L’évolution de la prise en charge préhospitalière dans les 30 dernières années a beaucoup évolué. Ainsi, la thrombolyse préhospitalière, avec un gain d’environ 1 h par rapport à la thrombolyse intrahospitalière, avait amélioré le pronostic des patients avec un STEMI (RRR 17 % ; p = 0,03), selon une métaanalyse parue en 1993. Et, le credo dans les années 1985-95 était devenu « fibrinolysezles tous… et encore mieux en préhospitalier » ! Ensuite, dans les années 1995-2000, le nouveau dogme est devenu « l’angioplastie primaire pour tous » ! Les années suivantes, 2000-2010, ont été très passionnées entre les partisans de la fibrinolyse préhospitalière contre ceux de l’angioplastie primaire. Les points de polémiques portaient sur les délais de prise en charge et les transferts, sur les traitements associés, sur les stratégies pharmaco-invasives, sur l’angioplastie primaire facilitée et sur le prétraitement.
Depuis les années 2010, le retour à la raison semble prévaloir. Si le délai douleur-premier contact médical est < 2-3 heures, ne faudrait- il pas préférer la fibrinolyse préhospitalière à l’angioplastie primaire ?

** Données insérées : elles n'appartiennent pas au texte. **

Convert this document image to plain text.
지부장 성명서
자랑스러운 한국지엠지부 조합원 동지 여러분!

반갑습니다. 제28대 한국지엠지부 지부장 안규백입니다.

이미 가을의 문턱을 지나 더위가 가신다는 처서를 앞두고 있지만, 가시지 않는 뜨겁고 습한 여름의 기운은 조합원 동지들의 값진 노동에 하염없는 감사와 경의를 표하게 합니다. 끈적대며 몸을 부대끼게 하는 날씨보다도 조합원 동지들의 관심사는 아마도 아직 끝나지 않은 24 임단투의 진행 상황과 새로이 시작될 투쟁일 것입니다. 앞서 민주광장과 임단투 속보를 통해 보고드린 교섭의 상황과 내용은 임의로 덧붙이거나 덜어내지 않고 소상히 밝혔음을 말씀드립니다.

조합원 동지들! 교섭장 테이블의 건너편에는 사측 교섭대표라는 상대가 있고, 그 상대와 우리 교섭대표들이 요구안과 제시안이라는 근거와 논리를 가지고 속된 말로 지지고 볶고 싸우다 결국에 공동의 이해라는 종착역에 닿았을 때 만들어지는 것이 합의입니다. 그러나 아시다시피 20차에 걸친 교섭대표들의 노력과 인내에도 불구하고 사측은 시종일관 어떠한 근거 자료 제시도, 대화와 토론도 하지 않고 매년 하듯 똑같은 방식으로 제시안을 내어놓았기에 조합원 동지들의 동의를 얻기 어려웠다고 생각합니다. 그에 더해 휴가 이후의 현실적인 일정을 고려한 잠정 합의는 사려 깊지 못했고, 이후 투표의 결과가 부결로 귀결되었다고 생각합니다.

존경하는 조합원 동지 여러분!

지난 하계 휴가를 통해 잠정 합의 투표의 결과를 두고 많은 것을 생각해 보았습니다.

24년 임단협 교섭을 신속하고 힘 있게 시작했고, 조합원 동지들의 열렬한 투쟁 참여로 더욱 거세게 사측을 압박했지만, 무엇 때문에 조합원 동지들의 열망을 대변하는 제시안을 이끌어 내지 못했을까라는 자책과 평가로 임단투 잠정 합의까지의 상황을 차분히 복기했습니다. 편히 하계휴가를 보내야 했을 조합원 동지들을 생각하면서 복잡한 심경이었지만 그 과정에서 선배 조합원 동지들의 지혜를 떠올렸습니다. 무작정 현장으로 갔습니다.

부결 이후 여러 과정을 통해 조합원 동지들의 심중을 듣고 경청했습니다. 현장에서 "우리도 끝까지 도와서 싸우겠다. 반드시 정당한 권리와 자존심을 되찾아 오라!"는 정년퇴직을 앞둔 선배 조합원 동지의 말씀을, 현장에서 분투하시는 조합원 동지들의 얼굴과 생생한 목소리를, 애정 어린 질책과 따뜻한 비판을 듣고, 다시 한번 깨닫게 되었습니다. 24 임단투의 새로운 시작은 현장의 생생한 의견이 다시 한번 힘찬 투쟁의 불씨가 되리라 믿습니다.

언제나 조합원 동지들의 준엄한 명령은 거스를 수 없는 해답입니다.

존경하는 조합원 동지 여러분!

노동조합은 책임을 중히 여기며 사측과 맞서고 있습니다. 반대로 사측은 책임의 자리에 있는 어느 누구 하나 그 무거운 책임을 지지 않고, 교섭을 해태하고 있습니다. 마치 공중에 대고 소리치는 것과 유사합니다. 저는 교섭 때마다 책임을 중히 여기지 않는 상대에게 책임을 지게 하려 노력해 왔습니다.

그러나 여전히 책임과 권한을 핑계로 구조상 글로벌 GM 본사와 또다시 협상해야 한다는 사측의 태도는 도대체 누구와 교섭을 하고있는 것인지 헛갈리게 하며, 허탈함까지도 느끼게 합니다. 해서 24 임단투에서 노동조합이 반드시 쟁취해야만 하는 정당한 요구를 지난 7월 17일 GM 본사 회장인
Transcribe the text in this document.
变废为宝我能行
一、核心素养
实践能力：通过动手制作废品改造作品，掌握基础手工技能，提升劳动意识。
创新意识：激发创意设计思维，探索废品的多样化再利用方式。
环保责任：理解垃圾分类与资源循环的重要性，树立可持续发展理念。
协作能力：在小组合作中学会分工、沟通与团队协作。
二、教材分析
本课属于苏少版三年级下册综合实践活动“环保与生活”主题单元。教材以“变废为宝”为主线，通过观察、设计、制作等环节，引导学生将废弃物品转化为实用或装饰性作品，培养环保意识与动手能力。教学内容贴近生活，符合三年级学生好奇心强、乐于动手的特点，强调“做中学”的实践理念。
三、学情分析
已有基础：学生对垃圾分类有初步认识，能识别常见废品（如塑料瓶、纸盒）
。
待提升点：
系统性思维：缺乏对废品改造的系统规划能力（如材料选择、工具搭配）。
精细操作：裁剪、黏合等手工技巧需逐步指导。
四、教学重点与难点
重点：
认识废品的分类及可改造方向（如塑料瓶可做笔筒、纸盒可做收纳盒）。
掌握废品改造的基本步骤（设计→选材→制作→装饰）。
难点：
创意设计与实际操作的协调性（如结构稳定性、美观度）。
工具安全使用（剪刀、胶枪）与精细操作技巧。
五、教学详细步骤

La stratégie actuellement suivie par le Samu 30 (Smur de Nîmes) dans la stratégie de prise en charge du SCA STEMI est la suivante : en cas d’infarctus du myocarde typique, le patient reçoit 250 mg d’aspirine en IV ; ensuite si le délai de transport prévisible est < 90 min, le patient reçoit enoxaparine 0,5 mg/kg en IV et abciximab 0,25 mg/kg en bolus suivi d’une perfusion de 0,125 μg/kg/min sur 12 h, plus prasugrel en l’absence de haut risque hémorragique (< 75 ans, > 60 kg et pas d’AVC/AIT) surtout si le risque thrombotique est majoré (diabète ou infarctus antérieur) : le patient est alors dirigé vers un centre d’angioplastie primaire. Par contre, si le délai de transport est > 90 minutes et en l’absence d’une des conditions suivantes : contre-indication à la fibrinolyse, récidive d’infarctus, antécédent de pontage coronaire, début de douleurs trop tardif > 3 h, choc cardiogénique ou doute diagnostique, le patient reçoit alors un fibrinolytique (TNK 30-60 mg selon le poids), enoxaparine 30 mg IV (< 75 ans) ou 1 mg/kg SC 15 min, plus clopidogrel 300 mg.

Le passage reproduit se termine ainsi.